Notability is a contentious notion on Wikipedia. It originally entered Wikipedia jargon on Votes For Deletion (as was) as a euphemism for “I don’t like it.” (I was there and watched this happen. I was one of those saying “rubbish, there’s no such rule.” So of course someone wrote a rule.) It’s an obvious notion — of course we don’t want non-notable things on Wikipedia — but its application is grossly problematic, because it’s so subjective in practice and becomes a hideous source of systemic bias. So inside the wiki people argue endlessly, and outside the wiki it becomes a source of horrible public relations because it’s so obviously subjective and applied subjectively. And it trashes our usefulness for the Long Tail, thus damaging our breadth, one of our greatest strengths.

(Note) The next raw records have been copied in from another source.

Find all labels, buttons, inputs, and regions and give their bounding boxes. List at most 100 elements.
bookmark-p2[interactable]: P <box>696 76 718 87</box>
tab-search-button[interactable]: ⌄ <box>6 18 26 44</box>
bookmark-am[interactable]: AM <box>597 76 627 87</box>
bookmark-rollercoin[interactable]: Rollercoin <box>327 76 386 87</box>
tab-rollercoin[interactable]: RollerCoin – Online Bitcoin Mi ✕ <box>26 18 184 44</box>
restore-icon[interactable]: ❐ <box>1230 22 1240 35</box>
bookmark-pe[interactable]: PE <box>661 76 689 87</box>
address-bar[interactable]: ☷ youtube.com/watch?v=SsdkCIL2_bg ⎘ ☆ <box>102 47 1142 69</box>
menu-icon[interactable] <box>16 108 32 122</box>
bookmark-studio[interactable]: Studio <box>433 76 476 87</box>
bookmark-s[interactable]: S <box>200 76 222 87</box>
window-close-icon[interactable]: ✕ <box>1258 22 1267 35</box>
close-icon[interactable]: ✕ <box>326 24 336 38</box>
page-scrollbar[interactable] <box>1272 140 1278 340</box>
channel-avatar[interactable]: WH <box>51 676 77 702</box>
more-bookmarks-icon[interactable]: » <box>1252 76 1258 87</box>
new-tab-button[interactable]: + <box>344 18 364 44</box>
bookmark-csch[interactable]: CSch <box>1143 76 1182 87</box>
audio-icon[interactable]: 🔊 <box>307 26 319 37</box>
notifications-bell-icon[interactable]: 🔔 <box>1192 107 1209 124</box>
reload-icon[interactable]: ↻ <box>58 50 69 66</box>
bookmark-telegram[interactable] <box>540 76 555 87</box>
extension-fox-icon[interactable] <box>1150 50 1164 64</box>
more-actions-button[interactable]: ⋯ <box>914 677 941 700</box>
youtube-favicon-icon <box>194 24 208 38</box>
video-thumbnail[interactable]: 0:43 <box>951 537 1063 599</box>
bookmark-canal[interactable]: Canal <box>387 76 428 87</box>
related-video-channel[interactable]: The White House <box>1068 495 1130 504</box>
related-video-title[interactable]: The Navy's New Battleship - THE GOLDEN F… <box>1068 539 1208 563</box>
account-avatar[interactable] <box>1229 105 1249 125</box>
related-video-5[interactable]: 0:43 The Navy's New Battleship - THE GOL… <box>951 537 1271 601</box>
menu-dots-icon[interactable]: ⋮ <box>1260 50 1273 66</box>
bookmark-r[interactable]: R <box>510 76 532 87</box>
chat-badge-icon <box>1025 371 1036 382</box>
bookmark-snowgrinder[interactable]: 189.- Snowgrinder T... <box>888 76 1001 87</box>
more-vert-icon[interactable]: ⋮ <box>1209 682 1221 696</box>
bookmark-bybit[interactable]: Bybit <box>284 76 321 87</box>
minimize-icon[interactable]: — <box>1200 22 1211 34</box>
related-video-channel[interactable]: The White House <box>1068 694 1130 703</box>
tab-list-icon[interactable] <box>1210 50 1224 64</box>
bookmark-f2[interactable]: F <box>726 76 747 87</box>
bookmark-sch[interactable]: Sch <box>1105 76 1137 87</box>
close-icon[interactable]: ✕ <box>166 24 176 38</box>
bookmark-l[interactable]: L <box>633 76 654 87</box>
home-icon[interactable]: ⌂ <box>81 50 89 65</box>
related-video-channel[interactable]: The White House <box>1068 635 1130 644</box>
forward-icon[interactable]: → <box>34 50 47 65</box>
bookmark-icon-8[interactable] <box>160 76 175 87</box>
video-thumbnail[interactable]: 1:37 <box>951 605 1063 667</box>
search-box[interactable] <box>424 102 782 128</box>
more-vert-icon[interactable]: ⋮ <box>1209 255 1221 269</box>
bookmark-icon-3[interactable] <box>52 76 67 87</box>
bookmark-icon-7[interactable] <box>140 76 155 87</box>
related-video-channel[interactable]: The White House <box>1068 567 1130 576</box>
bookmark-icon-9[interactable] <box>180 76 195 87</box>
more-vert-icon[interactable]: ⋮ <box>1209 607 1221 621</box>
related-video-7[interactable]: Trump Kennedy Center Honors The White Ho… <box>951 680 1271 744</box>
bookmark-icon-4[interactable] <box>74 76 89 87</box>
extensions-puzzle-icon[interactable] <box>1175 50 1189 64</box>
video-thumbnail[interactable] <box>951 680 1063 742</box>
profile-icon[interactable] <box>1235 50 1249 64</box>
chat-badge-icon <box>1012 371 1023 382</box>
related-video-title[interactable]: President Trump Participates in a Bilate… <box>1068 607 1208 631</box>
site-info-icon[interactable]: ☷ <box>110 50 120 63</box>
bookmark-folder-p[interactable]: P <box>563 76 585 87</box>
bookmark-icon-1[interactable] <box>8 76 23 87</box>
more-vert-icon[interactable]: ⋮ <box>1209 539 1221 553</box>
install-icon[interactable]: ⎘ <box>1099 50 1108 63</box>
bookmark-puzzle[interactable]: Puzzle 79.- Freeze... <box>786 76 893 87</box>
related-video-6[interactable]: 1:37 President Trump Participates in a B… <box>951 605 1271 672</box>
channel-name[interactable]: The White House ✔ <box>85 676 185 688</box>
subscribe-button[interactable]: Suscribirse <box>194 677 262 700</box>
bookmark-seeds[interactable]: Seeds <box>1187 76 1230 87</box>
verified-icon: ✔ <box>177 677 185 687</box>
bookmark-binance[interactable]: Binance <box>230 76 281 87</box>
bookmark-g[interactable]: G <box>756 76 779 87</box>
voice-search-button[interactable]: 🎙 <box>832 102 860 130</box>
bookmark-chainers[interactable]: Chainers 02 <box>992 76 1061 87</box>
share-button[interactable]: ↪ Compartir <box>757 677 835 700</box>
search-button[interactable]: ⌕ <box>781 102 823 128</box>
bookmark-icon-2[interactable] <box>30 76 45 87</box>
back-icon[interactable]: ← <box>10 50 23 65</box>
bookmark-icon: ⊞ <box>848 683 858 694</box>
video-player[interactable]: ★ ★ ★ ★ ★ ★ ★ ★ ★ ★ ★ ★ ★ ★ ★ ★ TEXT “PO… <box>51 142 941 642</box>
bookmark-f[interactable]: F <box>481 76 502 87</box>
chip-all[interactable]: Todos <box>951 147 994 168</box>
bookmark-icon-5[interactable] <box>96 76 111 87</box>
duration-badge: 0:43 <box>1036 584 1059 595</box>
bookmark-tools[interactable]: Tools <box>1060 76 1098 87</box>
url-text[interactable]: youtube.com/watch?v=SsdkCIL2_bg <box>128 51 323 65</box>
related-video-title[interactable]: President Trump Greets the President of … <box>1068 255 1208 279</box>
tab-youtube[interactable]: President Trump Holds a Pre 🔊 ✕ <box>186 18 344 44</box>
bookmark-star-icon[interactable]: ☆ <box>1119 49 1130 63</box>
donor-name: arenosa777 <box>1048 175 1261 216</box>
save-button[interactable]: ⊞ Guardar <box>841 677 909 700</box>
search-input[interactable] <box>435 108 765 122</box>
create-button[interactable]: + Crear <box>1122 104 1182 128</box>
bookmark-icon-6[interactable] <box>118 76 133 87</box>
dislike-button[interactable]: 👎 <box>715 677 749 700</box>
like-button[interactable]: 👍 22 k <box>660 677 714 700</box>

(I don’t want to seem to be minimising the Firehose Of Crap problem. There are 6,000 deletions every day at present. “Notability” is also a euphemism for a quite justifiable “WHAT THE HELL IS THIS CRAP WHAT ON EARTH ARE YOU THINKING.” Anyone who thinks they’re an inclusionist needs to read all of Special:Newpages. Once should be enough.)
Now, then. The policy on biographies of living people was written in a real hurry after the Seigenthaler fuckup: Jimbo declared “this damn well needs fixing” and it had to be swung. So I wrote the second draft based strictly on neutrality, verifiability and no original research, so as to avoid the peril of sympathetic point of view becoming mandatory. And it stuck. Because these are the three fundamental content policies of the wiki that aren’t up for a vote — if you disagree with them, you’re on the wrong project — it was easy to support an important guideline from the fundamentals.
Your assignment: Construct a useful notion of “notability” using only neutrality, verifiability and no original research. Look to the living biographies policy for how it was done previously. Note in particular: you may not use What Wikipedia is not (especially that “indiscriminate collection of information” one, which is most often explained in terms of phone books but applied in practice as a euphemism for “fancruft”). You may only use the three fundamental rules on content.
Where does “6,000 deletions per day” come from? Is that including images and talk pages? By my estimates a few months ago, article deletion rate was less than half that, and at least up through January, there was almost never more than 2,500 deletion actions in a single day, including deleted revisions.
By “deleting notability”, you make Wikipedia even more subject to bias. There are millions of people with biographical Google hits; that does not mean they should have a biographical page in Wikipedia. The simple rule for notability in deciding if there should be a Wikipedia biography page is if there are multiple existing professionally produced biographical sources for someone. If you like biographies about non-notable people, why not start a new wiki and call it “encyclopedia of non-notable people”?
I’ve given this assignment a go, see here for my attempt:
http://thoughtsfordeletion.blogspot.com/2007/05/threshold-question.html
Notability on Wikipedia is bias (actually, it is elitist shit) and it should be removed. The only thing about which Wikipedian community should talk is relevancy of sources.
While I was active on Serbian Wikipedia we tried to implement a rule which would remove a question of “notability”.
Here is the short version of the rules and explanations (some of the rules are :
– Encyclopedia (Wikipedia) is not about truth, notability etc., but about verifiability.
– Encyclopedia may make decision about notability of some papre, but not about notability of human being.
– You need to give at least two independent and relevant sources and three informations about something if you want to make an article about that thing on Wikipedia.
– “Independent” means that it doesn’t belong to the person (or person’s small group) which is related to the thing.
– “Relevant sources” are such — about we didn’t decided (yet) that they are non-relevant.
– Three informations (I described “informations” in Serbian with the word near to adjective “confrontative”; “three confrontative informations”; but this is not the exact meaning in English…) means (1) not three times sources for one information; (2) not three informations which may be implied from only one; i.e. “London is in UK, in Englang, on the Great Britain island… is only one information which may be implied from only one: geographical coordinates (because geographical coordinates of UK, England and GB are include coordinates of London).
– Those rules are dealing only about *making an article*. Any blog or other non-independent sources are welcome as Wikipedia sources from the point when the article is made.
And for those who are afraid about putting a big number of articles about porno actors: If you want to change something, please, do it with your culture, not with Wikipedia. Wikipedia is just describing your culture.
John – It’s mostly not a problem with bios; those are largely taken care of with WP:BLP, as noted. It’s a problem with everything else, and the ridiculously subjective notability guidelines.
So you’re not able to start on constructing a basis for “notability” that’s less susceptible to bitter argument?
Sage – I went through [[Special:Log/Delete]] and counted entries over 24 hours. Those 6000 deletions were across all namespaces. There were 11,870 pages across all namespaces created within those 24 hours that had survived.
The number I don’t have is deletions just within main article space. Getting this number presently requires someone going through the deletion log, counting … them … all … by … hand.
Millosh -that sounds extremely useful as an approach, actually.
I bet we could write a bot to do such a deletion log check.
At this point, I run away as a terrible coder.